Résumé hebdomadaire : Les cinq mois rouges de l’Iran, d’Anthropic et du Bitcoin

image

Les frappes américaines et israéliennes contre l'Iran le 28 février ont fait chuter le Bitcoin à 63 000 dollars, avant de le faire remonter immédiatement à 68 000 dollars après le décès du Guide suprême Ali Khamenei. Le marché des cryptomonnaies a connu l'une de ses semaines les plus mouvementées de ces derniers mois : tandis que la géopolitique bouleversait les cours, les entreprises d'IA se partageaient les contrats militaires, les mineurs subissaient des pertes et les ETF Bitcoin mettaient fin à cinq semaines de sorties de capitaux.

Graphique du taux de change BTC /USD sur un mois. Source : Bitstamp

Bitcoin : Cinq mois de pertes et un retournement de situation pour un ETF

La semaine a débuté par une chute sous la barre des 65 000 $ : la décision de Trump de relever les droits de douane internationaux de 10 % à 15 % a entraîné la liquidation de 230 millions de dollars de positions longues. Le Bitcoin s’apprête à connaître son cinquième mois consécutif de baisse, une situation qui ne s’est pas produite depuis peu. Un analyste de Rekt Capital prévient que la moyenne mobile exponentielle à 200 semaines fait désormais office de résistance, et que le marché baissier le plus court de l’histoire a duré 365 jours ; le marché actuel n’a duré qu’environ 140 jours.

Dans le même temps, les données relatives aux ETF incitent à un optimisme prudent.

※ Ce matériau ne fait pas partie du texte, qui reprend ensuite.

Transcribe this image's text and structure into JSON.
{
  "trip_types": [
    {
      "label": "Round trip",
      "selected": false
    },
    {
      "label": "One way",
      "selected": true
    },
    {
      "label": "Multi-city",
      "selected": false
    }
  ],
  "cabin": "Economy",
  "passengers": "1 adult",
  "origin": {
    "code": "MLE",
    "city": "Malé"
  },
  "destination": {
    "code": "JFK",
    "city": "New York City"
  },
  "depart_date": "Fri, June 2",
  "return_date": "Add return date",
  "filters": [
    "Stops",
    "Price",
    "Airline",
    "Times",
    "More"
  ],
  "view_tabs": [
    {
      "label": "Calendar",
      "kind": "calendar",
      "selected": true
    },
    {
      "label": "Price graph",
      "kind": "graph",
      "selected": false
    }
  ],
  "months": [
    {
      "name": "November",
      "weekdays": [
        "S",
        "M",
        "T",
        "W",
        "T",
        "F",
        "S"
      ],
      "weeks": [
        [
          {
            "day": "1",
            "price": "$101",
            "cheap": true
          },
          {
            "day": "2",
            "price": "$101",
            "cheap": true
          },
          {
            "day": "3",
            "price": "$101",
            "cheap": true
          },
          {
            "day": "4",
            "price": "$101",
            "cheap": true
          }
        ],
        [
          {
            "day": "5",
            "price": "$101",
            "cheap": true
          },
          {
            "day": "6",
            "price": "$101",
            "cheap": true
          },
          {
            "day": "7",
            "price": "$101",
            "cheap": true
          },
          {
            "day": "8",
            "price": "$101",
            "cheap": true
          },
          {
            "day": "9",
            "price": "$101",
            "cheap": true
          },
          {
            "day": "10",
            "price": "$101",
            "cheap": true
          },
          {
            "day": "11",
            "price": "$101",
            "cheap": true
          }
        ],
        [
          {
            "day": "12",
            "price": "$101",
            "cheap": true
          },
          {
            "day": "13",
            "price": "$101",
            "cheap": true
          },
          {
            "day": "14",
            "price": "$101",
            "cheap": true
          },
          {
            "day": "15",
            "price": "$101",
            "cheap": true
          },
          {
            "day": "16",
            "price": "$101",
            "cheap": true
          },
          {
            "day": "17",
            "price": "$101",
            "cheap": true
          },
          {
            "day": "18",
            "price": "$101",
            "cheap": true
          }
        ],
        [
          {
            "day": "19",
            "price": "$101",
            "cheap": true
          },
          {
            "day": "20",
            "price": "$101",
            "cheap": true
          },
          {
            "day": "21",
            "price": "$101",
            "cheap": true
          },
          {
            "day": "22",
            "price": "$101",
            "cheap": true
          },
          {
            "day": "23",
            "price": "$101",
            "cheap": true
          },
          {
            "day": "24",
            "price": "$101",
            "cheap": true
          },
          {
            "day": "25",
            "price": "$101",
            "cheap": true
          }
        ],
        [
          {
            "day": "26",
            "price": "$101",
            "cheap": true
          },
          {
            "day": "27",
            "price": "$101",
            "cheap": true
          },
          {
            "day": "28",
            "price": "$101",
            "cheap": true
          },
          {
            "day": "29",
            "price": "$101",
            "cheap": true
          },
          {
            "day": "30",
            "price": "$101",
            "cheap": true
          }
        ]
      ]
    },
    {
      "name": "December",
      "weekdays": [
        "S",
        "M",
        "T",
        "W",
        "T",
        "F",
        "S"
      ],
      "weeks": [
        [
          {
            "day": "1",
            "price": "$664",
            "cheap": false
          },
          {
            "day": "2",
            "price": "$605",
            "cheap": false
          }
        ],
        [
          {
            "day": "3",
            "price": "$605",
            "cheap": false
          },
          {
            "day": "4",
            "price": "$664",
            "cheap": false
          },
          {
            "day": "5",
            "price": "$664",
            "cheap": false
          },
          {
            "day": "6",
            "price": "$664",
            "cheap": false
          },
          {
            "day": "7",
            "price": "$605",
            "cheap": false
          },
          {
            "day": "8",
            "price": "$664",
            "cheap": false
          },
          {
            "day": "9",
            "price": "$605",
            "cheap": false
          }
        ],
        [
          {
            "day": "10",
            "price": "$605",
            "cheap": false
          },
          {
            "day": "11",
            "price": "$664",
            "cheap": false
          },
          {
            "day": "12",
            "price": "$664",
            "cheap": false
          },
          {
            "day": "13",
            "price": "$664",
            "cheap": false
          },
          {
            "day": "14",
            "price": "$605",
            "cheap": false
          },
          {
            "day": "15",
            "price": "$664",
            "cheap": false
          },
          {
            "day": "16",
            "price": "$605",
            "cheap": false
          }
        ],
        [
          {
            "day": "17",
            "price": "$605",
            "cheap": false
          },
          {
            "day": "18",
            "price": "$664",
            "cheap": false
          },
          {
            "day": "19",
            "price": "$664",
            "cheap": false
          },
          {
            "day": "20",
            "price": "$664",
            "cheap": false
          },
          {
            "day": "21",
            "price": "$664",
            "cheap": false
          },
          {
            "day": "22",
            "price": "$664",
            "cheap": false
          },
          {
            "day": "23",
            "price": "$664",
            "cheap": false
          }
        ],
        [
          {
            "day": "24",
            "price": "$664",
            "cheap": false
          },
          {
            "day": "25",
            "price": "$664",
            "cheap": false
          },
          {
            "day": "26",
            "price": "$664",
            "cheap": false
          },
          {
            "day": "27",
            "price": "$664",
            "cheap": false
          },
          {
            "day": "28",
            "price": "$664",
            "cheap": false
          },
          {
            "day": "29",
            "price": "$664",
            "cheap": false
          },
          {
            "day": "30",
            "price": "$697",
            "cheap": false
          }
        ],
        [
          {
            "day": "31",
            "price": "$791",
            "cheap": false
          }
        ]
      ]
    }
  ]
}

Les ETF Bitcoin au comptant ont attiré plus d'un milliard de dollars lors de trois séances de bourse consécutives, mettant fin à cinq semaines de sorties de capitaux. L'iShares Bitcoin Trust (IBIT) de BlackRock a mené la reprise, avec 275,82 millions de dollars d'entrées de capitaux en une seule journée, le 26 février. L'analyste d'ETF Nate Geraci a noté que les investisseurs « achètent au plus bas » : environ 6,5 milliards de dollars ont quitté ces fonds depuis leur pic d'octobre, une somme modeste comparée aux 55 milliards de dollars d'entrées cumulées depuis janvier 2024.

Dans le même temps, River a atteint un niveau record d'adoption institutionnelle : en 2025, les investisseurs institutionnels ont collectivement acheté pour 829 000 $ de BTC , 60 % des plus grandes banques américaines ont commencé à développer des produits Bitcoin et 23 pays détiennent des bitcoins. « Il n'y a pas de marché baissier pour l'adoption du Bitcoin », affirment les analystes. Leur conclusion est simple : la croissance fondamentale du réseau et la spéculation sur les prix s'inscrivent dans des horizons temporels différents.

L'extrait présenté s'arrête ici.